I was also very surprised to find that $1, $250, $1000 all occurred at a fairly similar rate within the dataset. My resultant assertion is that the $1 donation, perhaps, isn’t worth the effort required given frequency of usage.

It was also interesting to note the common theme of “partnership” in the language created in the successfully funded projects. It was less “I am making an album” and more “Join me in making an album”. The idea of participation is core to the Kickstarter Platform and should be taken into account when project materials are created.

KickstarterDataAnalysis

KickstarterDataGraph

Concerns

To be frank, I have no clue whether this sample is representative.

It is consistent with experiential data, it is a specified targeted vertical, but it is also only 28 projects. Kickstarter does not say, to my knowledge, how many projects fall into each category…and there is no clean categorization/vertical information within the category (i.e. how many music projects, small album, under 10k). So the data could be skewed based on what we are experiencing. There is, unfortunately, no way around this. To “checkpoint” the data I ensured that I included 3 successful projects that have come through the studio and the analysis of them was consistent with the entirety…supposition I realize, but the best I can do.

Duration is ignored.
I feel, perhaps suspect, that project duration is an important component. But couldn’t locate a good way of identifying project create data, end date, and funding complete data (at 100%) via the website. This represents a missing variable…there is some supposition surrounding duration, but (for the time being) it remains just supposition.

The numbers don’t match.
For some reason, on the Kickstarter site, backer count (as displayed in project summary) often does not align with backer detail as it appears in the funding levels. I did not spend the effort necessary to dig into this…but it is worth noting that the data source is not internally consistent.

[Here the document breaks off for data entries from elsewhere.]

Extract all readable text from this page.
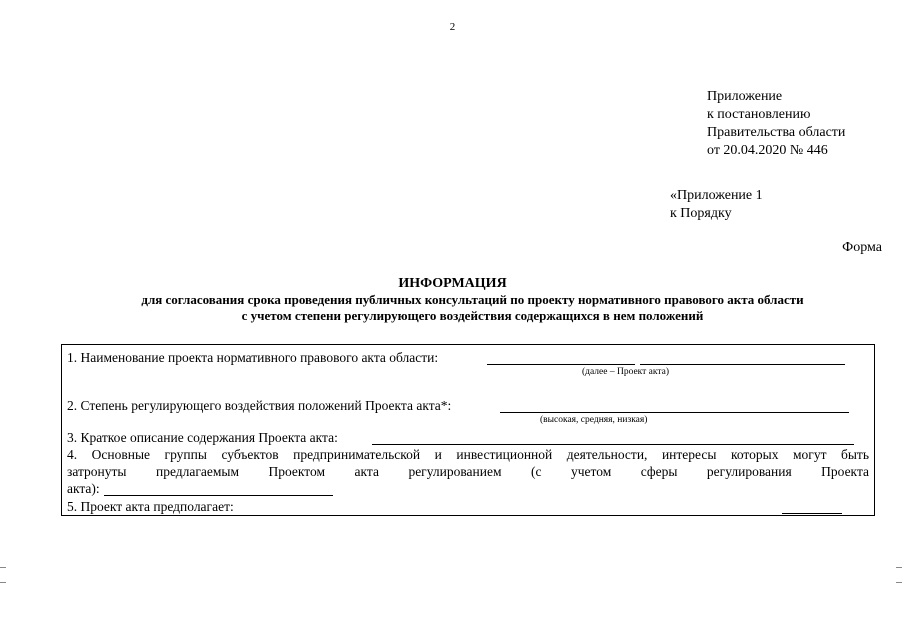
2
Приложение
к постановлению
Правительства области
от 20.04.2020 № 446
«Приложение 1
к Порядку
Форма
ИНФОРМАЦИЯ
для согласования срока проведения публичных консультаций по проекту нормативного правового акта области
с учетом степени регулирующего воздействия содержащихся в нем положений
1. Наименование проекта нормативного правового акта области:
(далее – Проект акта)
2. Степень регулирующего воздействия положений Проекта акта*:
(высокая, средняя, низкая)
3. Краткое описание содержания Проекта акта:
4. Основные группы субъектов предпринимательской и инвестиционной деятельности, интересы которых могут быть
затронуты предлагаемым Проектом акта регулированием (с учетом сферы регулирования Проекта
акта):
5. Проект акта предполагает:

How did you find my project?
I have no way to advise artists in “sources” of funding. For example, we know that the average Facebook user has 130 friends…but without access to back-end UTM tracking, or similar, I can’t advise artists whether the majority of their funding comes from extant social connections (what I expect) or some measure from organic discovery. It would be wildly intriguing to discover, given that the above data indicates an average of 61 backers per project, how many of those are in the users social graph of the project creators.

In Summary

I feel well positioned to discuss the funding process with artists who arrive in the studio.
To emphasize their focus on the 25-100 dollar gift range.
To ensure they create high-level funding options as they may, in fact, be utilized more often than the lowest range and are definitely more impactful.
And, most importantly, to ensure they emphasize the partnership aspect of the project.

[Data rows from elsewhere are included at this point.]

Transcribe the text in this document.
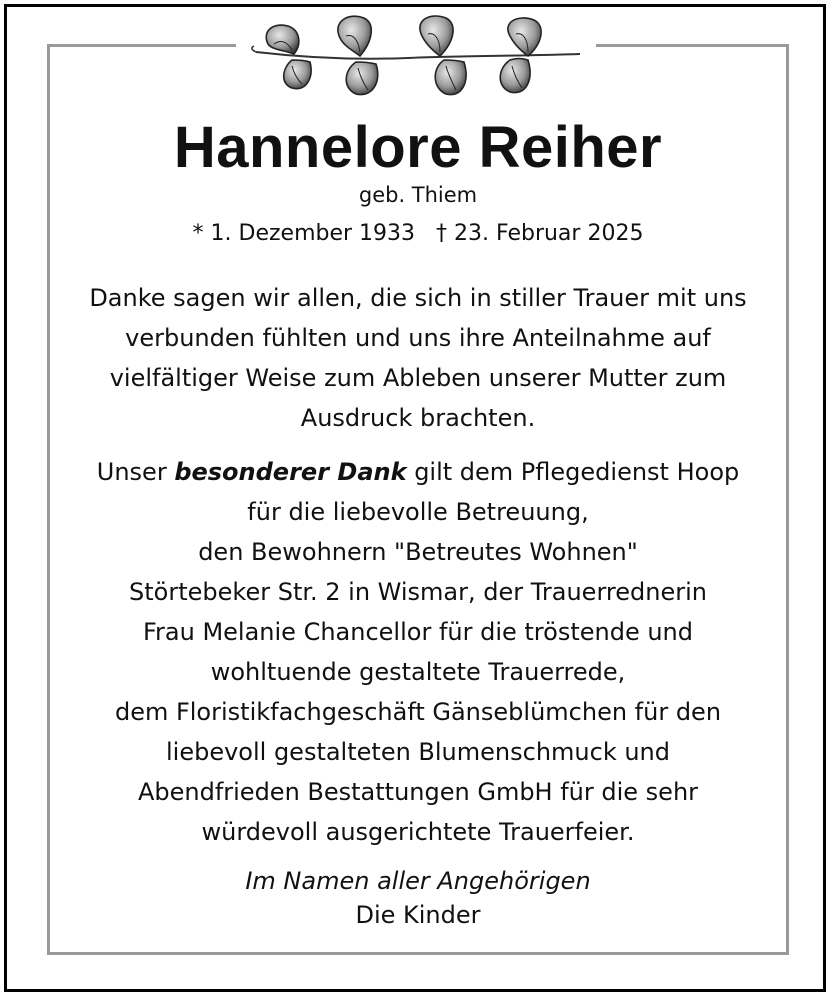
Hannelore Reiher
geb. Thiem
* 1. Dezember 1933   † 23. Februar 2025
Danke sagen wir allen, die sich in stiller Trauer mit uns
verbunden fühlten und uns ihre Anteilnahme auf
vielfältiger Weise zum Ableben unserer Mutter zum
Ausdruck brachten.
Unser besonderer Dank gilt dem Pflegedienst Hoop
für die liebevolle Betreuung,
den Bewohnern "Betreutes Wohnen"
Störtebeker Str. 2 in Wismar, der Trauerrednerin
Frau Melanie Chancellor für die tröstende und
wohltuende gestaltete Trauerrede,
dem Floristikfachgeschäft Gänseblümchen für den
liebevoll gestalteten Blumenschmuck und
Abendfrieden Bestattungen GmbH für die sehr
würdevoll ausgerichtete Trauerfeier.
Im Namen aller Angehörigen
Die Kinder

If you are interested in the source data, contact me via the usual methods and I will be happy to oblige. My version of RStudio didn’t want to play nicely on the plane…so it is all in an Excel workbook presently.

What’s your perspective? Agree? Disagree? Anything to add? Critiques? The comment form is below…

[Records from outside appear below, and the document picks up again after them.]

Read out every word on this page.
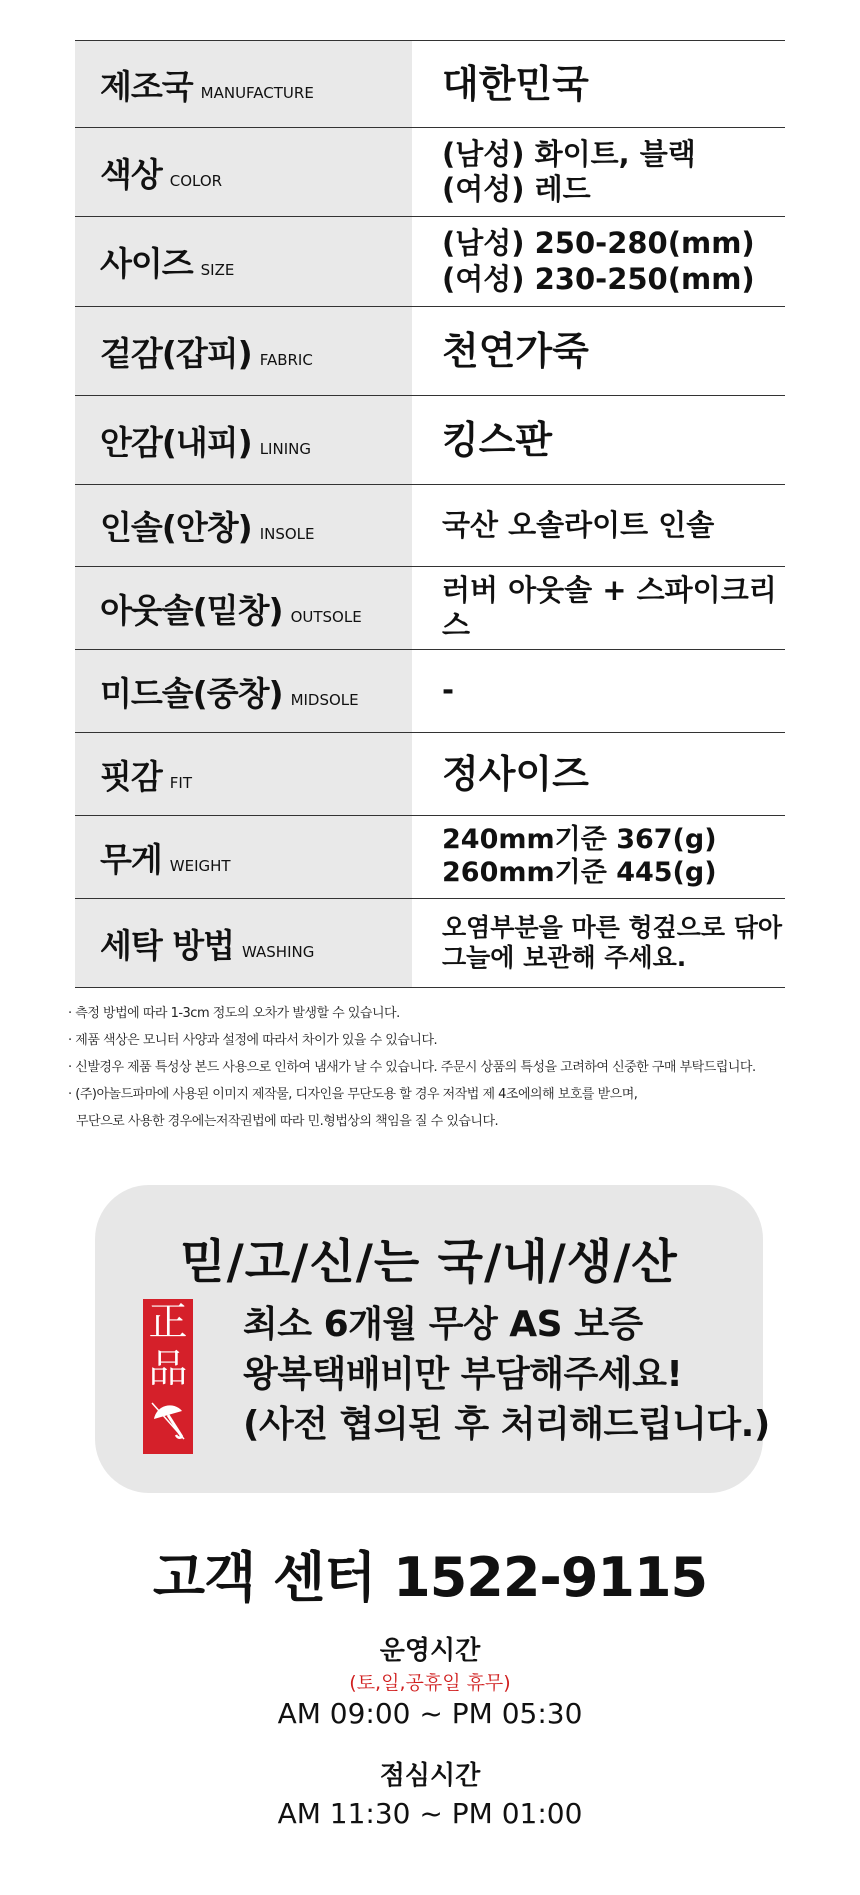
제조국 MANUFACTURE	대한민국

색상 COLOR	(남성) 화이트, 블랙
(여성) 레드

사이즈 SIZE	(남성) 250-280(mm)
(여성) 230-250(mm)

겉감(갑피) FABRIC	천연가죽

안감(내피) LINING	킹스판

인솔(안창) INSOLE	국산 오솔라이트 인솔

아웃솔(밑창) OUTSOLE	러버 아웃솔 + 스파이크리스

미드솔(중창) MIDSOLE	-

핏감 FIT	정사이즈

무게 WEIGHT	240mm기준 367(g)
260mm기준 445(g)

세탁 방법 WASHING	오염부분을 마른 헝겊으로 닦아
그늘에 보관해 주세요.
· 측정 방법에 따라 1-3cm 정도의 오차가 발생할 수 있습니다.
· 제품 색상은 모니터 사양과 설정에 따라서 차이가 있을 수 있습니다.
· 신발경우 제품 특성상 본드 사용으로 인하여 냄새가 날 수 있습니다. 주문시 상품의 특성을 고려하여 신중한 구매 부탁드립니다.
· (주)아놀드파마에 사용된 이미지 제작물, 디자인을 무단도용 할 경우 저작법 제 4조에의해 보호를 받으며,
무단으로 사용한 경우에는저작권법에 따라 민.형법상의 책임을 질 수 있습니다.
믿/고/신/는 국/내/생/산
正
品
최소 6개월 무상 AS 보증
왕복택배비만 부담해주세요!
(사전 협의된 후 처리해드립니다.)
고객 센터 1522-9115
운영시간
(토,일,공휴일 휴무)
AM 09:00 ~ PM 05:30
점심시간
AM 11:30 ~ PM 01:00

written while in seat 21f from SFO to DEN

October 15, 2011

2 responses to Kickstarter: a data analysis exercise

  1. Daniel S Bourdeau said:

    Tyler, have you thought about writing a screen scraper and trying to accumulate a lot of data?  I would be very interested in helping with that.  If you look at the HTML source code, all of the data is easy to locate.  I think that would be a lot of fun.  I saw a post where somebody wrote program in python that scraped a whole lot of data from yahoo finance.  Interested?

  2. Ericlemmons said:

    Interesting. Will there be any followup on the success of the projects? I realize that’s hard to define probably. Is success paying back your backers, and making a profit, or is success just getting the financing?  One interesting  sidelight to this, is that the bar has gotten very much lower to produce a music project. For a few thousand dollars one can obtain the necessary equipment to produce music in your home, rather than incur the expense of studio rental. Of course producing in your home requires a certain level of knowledge and expertise.